In recent years, it has been argued that Europe is experiencing a “migrant crisis”, yet this is far from the first episode of large-scale forced migration that Europe has experienced. As recently as the mid-1990s, conflict in the former Yugoslavia led to an estimated 2.5 million refugees, many of whom moved elsewhere within Europe. The current “crisis” has placed migration high on the policy agenda of many countries. Understanding the forces that drive such “crises” and how they compare with the underlying drivers of forced migration in non-crisis times is, in turn, important for the development of meaningful policies.
To date, much of the debate is framed in long time periods, that although encapsulating crisis periods, do not focus on them specifically. In turn, questions arise as to whether the drivers of forced migration are the same in these crises as they are more generally; and whether or not the selection into destination countries varies.

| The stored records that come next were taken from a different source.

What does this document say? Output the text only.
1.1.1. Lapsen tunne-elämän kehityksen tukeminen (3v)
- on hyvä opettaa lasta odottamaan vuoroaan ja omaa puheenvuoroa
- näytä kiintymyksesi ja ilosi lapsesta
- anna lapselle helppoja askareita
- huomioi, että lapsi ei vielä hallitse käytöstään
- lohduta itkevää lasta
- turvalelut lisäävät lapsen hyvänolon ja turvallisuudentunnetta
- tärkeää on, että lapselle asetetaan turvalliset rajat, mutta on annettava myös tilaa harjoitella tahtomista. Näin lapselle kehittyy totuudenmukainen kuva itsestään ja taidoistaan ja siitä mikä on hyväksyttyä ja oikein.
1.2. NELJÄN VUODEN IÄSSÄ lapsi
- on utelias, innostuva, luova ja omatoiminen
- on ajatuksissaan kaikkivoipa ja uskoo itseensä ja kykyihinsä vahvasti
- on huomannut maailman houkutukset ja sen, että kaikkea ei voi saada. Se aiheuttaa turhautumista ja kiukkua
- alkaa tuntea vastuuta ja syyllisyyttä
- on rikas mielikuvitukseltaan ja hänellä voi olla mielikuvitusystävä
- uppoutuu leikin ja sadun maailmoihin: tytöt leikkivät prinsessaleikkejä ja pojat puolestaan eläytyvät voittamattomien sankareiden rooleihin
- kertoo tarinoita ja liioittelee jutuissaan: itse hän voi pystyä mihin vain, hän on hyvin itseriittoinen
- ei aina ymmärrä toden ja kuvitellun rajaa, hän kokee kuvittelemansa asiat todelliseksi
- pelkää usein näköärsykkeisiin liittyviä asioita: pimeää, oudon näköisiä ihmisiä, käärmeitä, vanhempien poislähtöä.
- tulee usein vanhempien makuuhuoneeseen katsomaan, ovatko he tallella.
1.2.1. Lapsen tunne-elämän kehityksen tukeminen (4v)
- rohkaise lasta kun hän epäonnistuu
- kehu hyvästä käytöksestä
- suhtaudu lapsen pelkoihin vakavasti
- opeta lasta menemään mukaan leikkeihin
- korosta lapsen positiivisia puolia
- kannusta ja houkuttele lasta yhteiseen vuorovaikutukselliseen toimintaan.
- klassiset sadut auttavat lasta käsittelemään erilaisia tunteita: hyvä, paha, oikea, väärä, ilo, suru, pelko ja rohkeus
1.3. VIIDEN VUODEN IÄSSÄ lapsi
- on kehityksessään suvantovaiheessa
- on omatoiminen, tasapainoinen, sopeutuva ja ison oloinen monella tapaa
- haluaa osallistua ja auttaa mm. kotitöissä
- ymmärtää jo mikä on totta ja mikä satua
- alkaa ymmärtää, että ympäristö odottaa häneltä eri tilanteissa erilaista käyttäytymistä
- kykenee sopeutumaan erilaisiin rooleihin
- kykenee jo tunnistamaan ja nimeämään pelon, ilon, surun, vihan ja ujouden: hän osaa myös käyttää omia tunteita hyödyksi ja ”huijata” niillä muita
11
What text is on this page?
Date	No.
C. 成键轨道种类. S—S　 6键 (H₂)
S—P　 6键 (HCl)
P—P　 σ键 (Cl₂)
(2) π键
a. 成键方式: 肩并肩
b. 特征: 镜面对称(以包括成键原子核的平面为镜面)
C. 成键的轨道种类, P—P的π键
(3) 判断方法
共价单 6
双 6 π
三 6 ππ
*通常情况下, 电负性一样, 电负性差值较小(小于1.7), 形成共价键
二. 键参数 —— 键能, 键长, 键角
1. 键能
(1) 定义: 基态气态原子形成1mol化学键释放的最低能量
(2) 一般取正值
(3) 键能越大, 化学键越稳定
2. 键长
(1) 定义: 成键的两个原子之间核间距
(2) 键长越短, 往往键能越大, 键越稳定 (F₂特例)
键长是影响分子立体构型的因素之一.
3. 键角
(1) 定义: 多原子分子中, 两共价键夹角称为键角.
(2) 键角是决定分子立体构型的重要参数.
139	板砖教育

In this project, we analyze a range of UNHCR statistics on forced migration into 34 European countries during two such crises – that resulting from the Balkans conflicts in the mid-1990s; and that which as followed the Arab Spring. We match this migration data to wider socio-economic and demographic information. We show that individuals leave as a result of accelerations in violence during crises – that is, high intensity violence itself is insufficient to explain movements, with people responding to spikes in violence from trend. Outside of standard network effects, we show that only the employment rate in destination countries appears to matter, with macroeconomic indicators like GDP insignificant.